Mary Maikhail


My diagnosis changed everything.  Cancer doesn’t discriminate against age, race, or culture.

On Friday February 16, 2018, I was diagnosed with a high grade serous Ovarian Cancer, stage III C.  Prior to my diagnosis,  I had symptoms for about two years that things were not quite right, chief of which was an  irregular and heavy menstrual cycle that I kept brushing aside as “nothing.” The dialogue I kept repeating to myself was that I didn’t have time to go to the doctor for such a silly reason.  I had a history of irregular periods in the past and life is so incredibly busy — I mean, at 39 — I was young, healthy, active lifestyle — what could possibly be wrong? When I finally did make an appointment with my gynecologist, I had an ultrasound done where they discovered a mass, but I was reassured not to worry; that it could be anything — cyst, fibroids, etc. My doctor suggested that if I was done having children, a partial hysterectomy may be a good idea and during the procedure they would biopsy the mass, not because it looked suspect, but because that was protocol.

I took the doctor’s suggestion into consideration, but he didn’t seem worried, and therefore, I wasn’t worried and truthfully I felt no urgency to have a hysterectomy.  Because my bleeding was becoming worse and I became anemic, every loved one around me was insisting and demanding that I have the surgery. Of course, in all my stubborn glory, I still refused until one day I was quite literally brought to my knees in tears from agonizing pain. In that moment, I knew it was no longer my choice and that a higher hand was forcing me to take action.

I made my appointment to have a partial hysterectomy and the entire procedure was to take no more than a few hours, start to finish.

Over eight hours later, I woke up in a recovery room where I was informed that the surgeon was forced to do a full radical hysterectomy and the medical team called in a gynecological oncologist to remove a mass along with lymph nodes because the biopsy showed cancer.
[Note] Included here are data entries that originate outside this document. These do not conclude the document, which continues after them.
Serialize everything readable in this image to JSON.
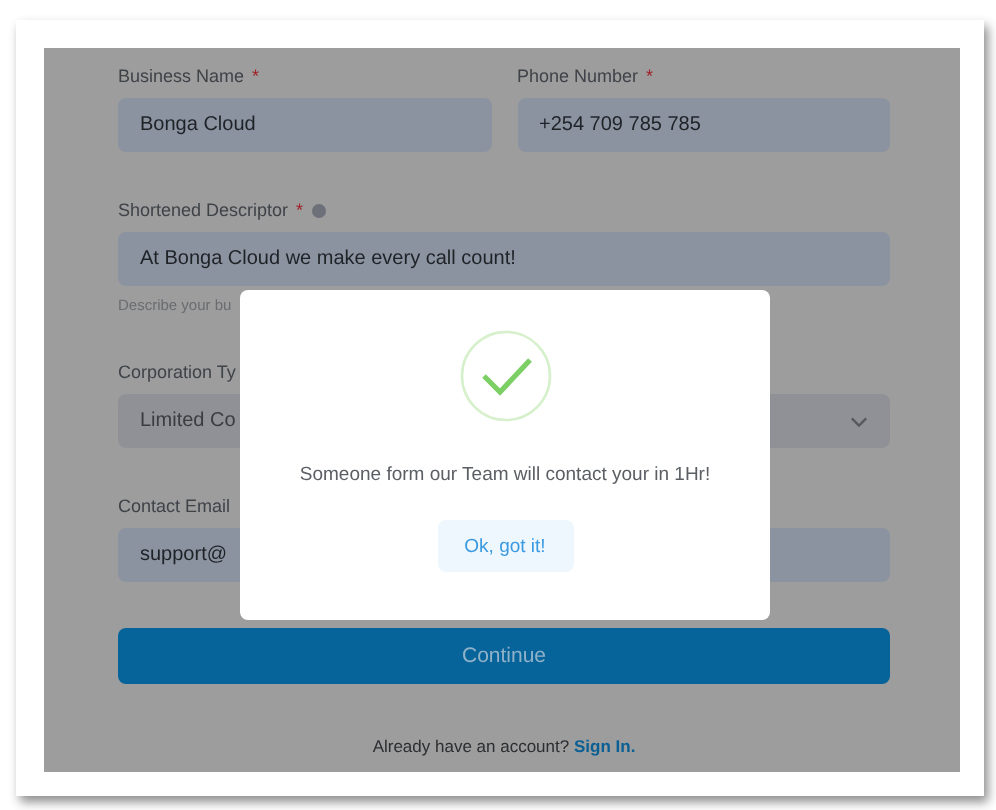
{
  "form": {
    "rows": [
      {
        "fields": [
          {
            "kind": "text",
            "label": "Business Name",
            "required_mark": "*",
            "value": "Bonga Cloud"
          },
          {
            "kind": "text",
            "label": "Phone Number",
            "required_mark": "*",
            "value": "+254 709 785 785"
          }
        ]
      },
      {
        "fields": [
          {
            "kind": "text",
            "label": "Shortened Descriptor",
            "required_mark": "*",
            "info": true,
            "value": "At Bonga Cloud we make every call count!",
            "helper": "Describe your bu"
          }
        ]
      },
      {
        "fields": [
          {
            "kind": "select",
            "label": "Corporation Ty",
            "value": "Limited Co"
          }
        ]
      },
      {
        "fields": [
          {
            "kind": "text",
            "label": "Contact Email",
            "value": "support@"
          }
        ]
      }
    ],
    "continue_button": "Continue",
    "footer": {
      "text": "Already have an account?",
      "link": "Sign In."
    }
  },
  "dialog": {
    "message": "Someone form our Team will contact your in 1Hr!",
    "button": "Ok, got it!"
  }
}
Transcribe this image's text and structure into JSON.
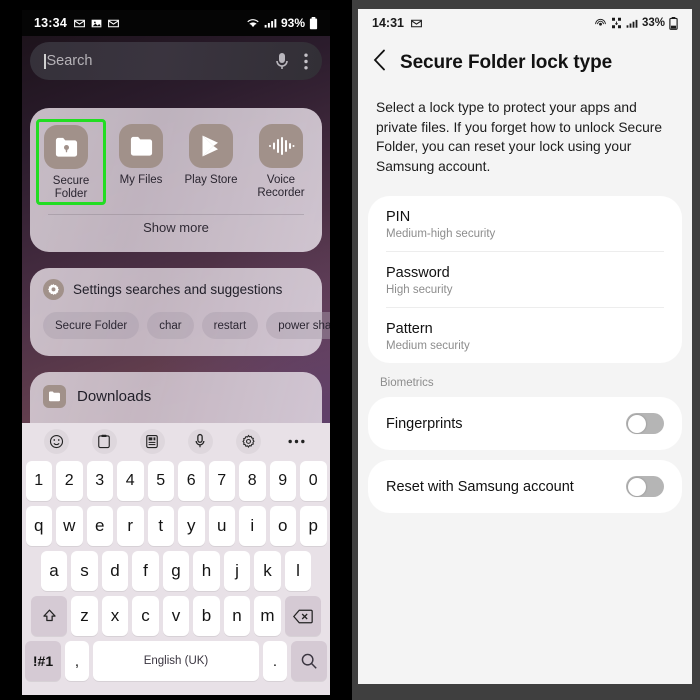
{
  "left": {
    "status": {
      "time": "13:34",
      "icons_left": [
        "mail-icon",
        "photo-icon",
        "mail-icon"
      ],
      "wifi_icon": "wifi-icon",
      "signal_icon": "signal-bars-icon",
      "battery_text": "93%",
      "battery_icon": "battery-icon"
    },
    "search": {
      "placeholder": "Search",
      "mic_icon": "microphone-icon",
      "more_icon": "overflow-menu-icon"
    },
    "apps_card": {
      "apps": [
        {
          "label": "Secure Folder",
          "icon": "secure-folder-icon",
          "highlighted": true
        },
        {
          "label": "My Files",
          "icon": "folder-icon",
          "highlighted": false
        },
        {
          "label": "Play Store",
          "icon": "play-store-icon",
          "highlighted": false
        },
        {
          "label": "Voice Recorder",
          "icon": "voice-recorder-icon",
          "highlighted": false
        }
      ],
      "show_more": "Show more",
      "highlight_color": "#22dd22"
    },
    "suggestions_card": {
      "icon": "settings-gear-icon",
      "title": "Settings searches and suggestions",
      "chips": [
        "Secure Folder",
        "char",
        "restart",
        "power shari"
      ]
    },
    "downloads_card": {
      "icon": "folder-icon",
      "title": "Downloads"
    },
    "keyboard": {
      "toolbar": [
        "emoji-icon",
        "clipboard-icon",
        "sticker-icon",
        "microphone-icon",
        "settings-gear-icon",
        "more-options-icon"
      ],
      "row_numbers": [
        "1",
        "2",
        "3",
        "4",
        "5",
        "6",
        "7",
        "8",
        "9",
        "0"
      ],
      "row_top": [
        "q",
        "w",
        "e",
        "r",
        "t",
        "y",
        "u",
        "i",
        "o",
        "p"
      ],
      "row_home": [
        "a",
        "s",
        "d",
        "f",
        "g",
        "h",
        "j",
        "k",
        "l"
      ],
      "row_bottom": [
        "z",
        "x",
        "c",
        "v",
        "b",
        "n",
        "m"
      ],
      "shift_icon": "shift-arrow-icon",
      "delete_icon": "backspace-icon",
      "symbols_key": "!#1",
      "comma_key": ",",
      "space_key": "English (UK)",
      "period_key": ".",
      "search_icon": "search-icon"
    }
  },
  "right": {
    "status": {
      "time": "14:31",
      "icons_left": [
        "mail-icon"
      ],
      "icons_right": [
        "hotspot-icon",
        "data-saver-icon",
        "signal-bars-icon"
      ],
      "battery_text": "33%",
      "battery_icon": "battery-low-icon"
    },
    "header": {
      "back_icon": "back-chevron-icon",
      "title": "Secure Folder lock type"
    },
    "description": "Select a lock type to protect your apps and private files. If you forget how to unlock Secure Folder, you can reset your lock using your Samsung account.",
    "lock_types": [
      {
        "title": "PIN",
        "subtitle": "Medium-high security"
      },
      {
        "title": "Password",
        "subtitle": "High security"
      },
      {
        "title": "Pattern",
        "subtitle": "Medium security"
      }
    ],
    "biometrics_header": "Biometrics",
    "biometrics": [
      {
        "label": "Fingerprints",
        "enabled": false
      }
    ],
    "reset": [
      {
        "label": "Reset with Samsung account",
        "enabled": false
      }
    ]
  }
}
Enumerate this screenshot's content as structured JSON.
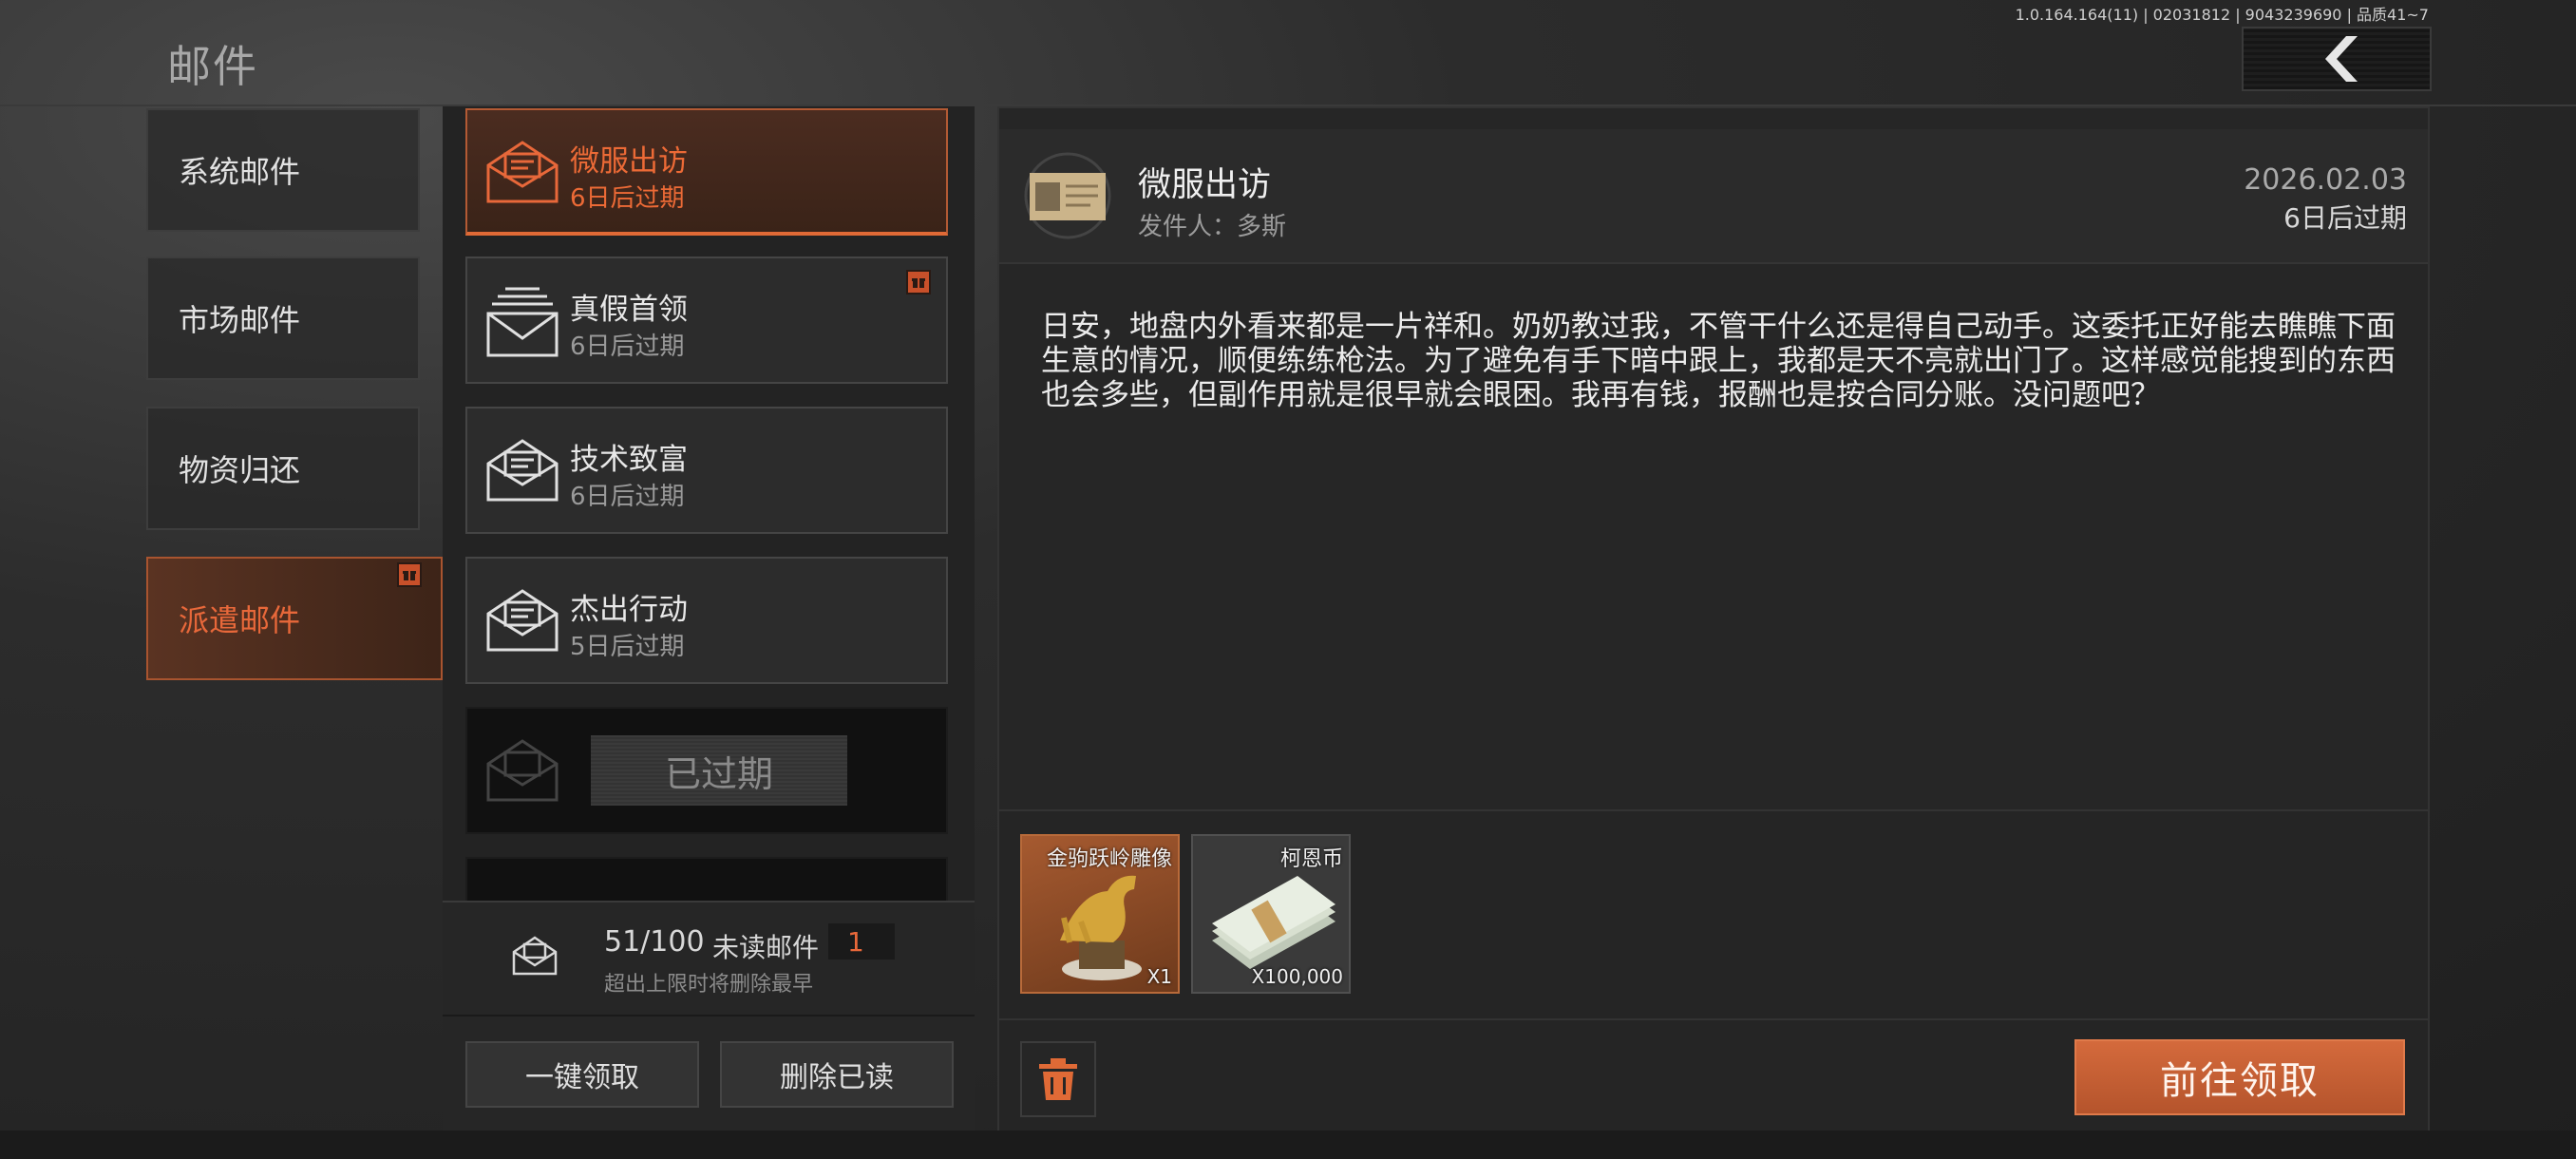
{
  "header": {
    "title": "邮件",
    "version_info": "1.0.164.164(11) | 02031812 | 9043239690 | 品质41~7",
    "back_icon": "chevron-left-icon"
  },
  "categories": [
    {
      "label": "系统邮件",
      "active": false
    },
    {
      "label": "市场邮件",
      "active": false
    },
    {
      "label": "物资归还",
      "active": false
    },
    {
      "label": "派遣邮件",
      "active": true,
      "badge": "gift-icon"
    }
  ],
  "mails": [
    {
      "title": "微服出访",
      "expiry": "6日后过期",
      "active": true
    },
    {
      "title": "真假首领",
      "expiry": "6日后过期",
      "badge": "gift-icon"
    },
    {
      "title": "技术致富",
      "expiry": "6日后过期"
    },
    {
      "title": "杰出行动",
      "expiry": "5日后过期"
    },
    {
      "expired_label": "已过期"
    }
  ],
  "mail_count": {
    "count": "51/100",
    "unread_label": "未读邮件",
    "unread_count": "1",
    "note": "超出上限时将删除最早"
  },
  "bottom_buttons": {
    "claim_all": "一键领取",
    "delete_read": "删除已读"
  },
  "detail": {
    "title": "微服出访",
    "sender": "发件人：多斯",
    "date": "2026.02.03",
    "expiry": "6日后过期",
    "body": "日安，地盘内外看来都是一片祥和。奶奶教过我，不管干什么还是得自己动手。这委托正好能去瞧瞧下面生意的情况，顺便练练枪法。为了避免有手下暗中跟上，我都是天不亮就出门了。这样感觉能搜到的东西也会多些，但副作用就是很早就会眼困。我再有钱，报酬也是按合同分账。没问题吧？",
    "rewards": [
      {
        "name": "金驹跃岭雕像",
        "qty": "X1"
      },
      {
        "name": "柯恩币",
        "qty": "X100,000"
      }
    ],
    "claim_button": "前往领取",
    "delete_icon": "trash-icon"
  },
  "colors": {
    "accent": "#e8683a",
    "button_orange": "#c45e34",
    "panel": "#262626"
  }
}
Not only was the mass cancerous, but the cancer cells had spread to other parts of my reproductive system. The words that will forever be engraved in me, were those of the oncologist who removed my cancer: she explained how lucky I was and that if I had waited any longer to remove the mass, I likely “wouldn’t have made it and that this story would have a very different ending.”

It was a severe and shocking wake up call. How could I have been so careless and irresponsible?  Cancer doesn’t discriminate against age, race, culture … Of course in hindsight I realized how serious my symptoms actually were and it is a miracle that I was given this second chance. Nothing in this world is more important than health or can compensate for poor health and I can’t emphasize enough, how important it is to listen to the tell tale signs of your body {in any situation}, even if you think it’s nothing: make the appointment, see your doctor and verify that it is truly nothing.

I am in my third year of remission. I am completely healthy and I am grateful, beyond measure, for the extra time I’ve been gifted to be with my family, to watch my two young girls grow and to savor every wonderful and incredible moment that this life has to offer.

God put people on my path everywhere I went on this journey, to show me that He had His hands and eyes on me. Because I was visibly ill, random people would approach me ALL the time — grocery stores, malls, restaurants, the nurses and doctors themselves —  and they would ask to pray with me and over me.  It was a consistent reminder that God’s grace was everywhere and that He was present in all the details of this journey; because of that gentle reminder, I knew I would be just fine and it gave me strength to bare the burden.